Falls gewünscht, können die
lokalen P2P-Busse 104 und 106 als Rundrufbusse
wirken, indem jedes an den Bus angeschlossene Sicherheitslogiklöser- und
MPD-Gerät
die Übertragungen
aller anderen Geräte
auf dem Bus empfängt
und immer nur ein Gerät
senden kann. Während 3 zwei an jede der Rückwandplatinen 76 in
den unterschiedlichen Knoten 18 und 20 angeschlossene
Sicherheitslogiklöser
darstellt, können
natürlich
beliebig viele Sicherheitslogiklöser,
die redundante Logiklöserpaare
oder alleinstehende Logiklöser
sein können,
an die Rückwandplatine 76 an
jedem der Knoten 18 und 20 (und dadurch an den
lokalen P2P-Bus 104 oder 106) angeschlossen werden.
-
Falls gewünscht, können sich die Sicherheitslogiklöser die
lokalen P2P-Buseinrichtungen unter Verwendung einer Zeitvielfachzugriffsmethode (TDMA)
teilen, wobei alle lokalen Sicherheitslogiklöser auf einer speziellen Rückwandplatine
miteinander synchronisiert sind. In einem Fall können die lokalen P2P-Busse 104 und 106 ein
RS485 Manchester-codiertes HDLC-Protokoll
mit einem Durchsatz von beispielsweise 2 Mb/sec. verwenden. Dieses
Manchester-Codierschema lässt
die Leitung mit 4 Mb/s anfahren. Die angegebenen Geschwindigkeiten
sind nur beispielhaft, da auch genauso andere geeignete Geschwindigkeiten
und Codierschemata gewählt
werden können.
Darüber
hinaus kann, falls gewünscht,
jeder der lokalen Sicherheitslogiklöser auf einer speziellen Rückwandplatine
seinen Übertragungszeitschlitz
innerhalb des auf der Rückwandplatine 76 verwendeten
TDMA-Schemas basierend auf seiner physikalischen Anordnung auf der
Rückwandplatine 76 bestimmen
oder zugeteilt bekommen, was die Anzahl an Konfigurationsschritten
reduziert, die zum Installieren der Rückwandplatine 76 an
einem bestimmten Knoten erforderlich sind.

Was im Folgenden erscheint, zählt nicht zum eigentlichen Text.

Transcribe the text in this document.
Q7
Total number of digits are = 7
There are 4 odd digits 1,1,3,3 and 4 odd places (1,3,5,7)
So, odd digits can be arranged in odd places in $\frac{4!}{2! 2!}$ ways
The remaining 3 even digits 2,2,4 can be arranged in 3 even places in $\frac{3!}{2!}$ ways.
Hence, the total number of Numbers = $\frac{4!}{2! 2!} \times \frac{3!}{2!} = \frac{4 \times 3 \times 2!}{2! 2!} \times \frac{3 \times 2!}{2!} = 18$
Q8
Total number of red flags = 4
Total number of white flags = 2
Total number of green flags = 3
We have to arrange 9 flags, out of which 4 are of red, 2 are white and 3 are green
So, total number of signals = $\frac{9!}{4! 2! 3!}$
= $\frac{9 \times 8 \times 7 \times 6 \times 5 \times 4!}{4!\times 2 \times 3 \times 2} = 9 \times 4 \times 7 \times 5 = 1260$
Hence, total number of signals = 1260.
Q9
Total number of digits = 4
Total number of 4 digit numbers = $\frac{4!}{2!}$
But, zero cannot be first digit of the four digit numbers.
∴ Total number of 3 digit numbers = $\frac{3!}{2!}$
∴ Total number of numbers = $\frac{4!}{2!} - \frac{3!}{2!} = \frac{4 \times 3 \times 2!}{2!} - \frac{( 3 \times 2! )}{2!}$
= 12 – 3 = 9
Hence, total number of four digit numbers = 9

Noch weiter darüber hinaus
können die
ersten und zweiten P2P-Busse 104 und 106 der Rückwandplatinen 76 jede
beliebige Nachrichtenart unterstützen,
und die physikalischen Verknüpfungen
für die
lokalen P2P-Busse 104 und 106 können in
der Rückwandplatine 76 liegen.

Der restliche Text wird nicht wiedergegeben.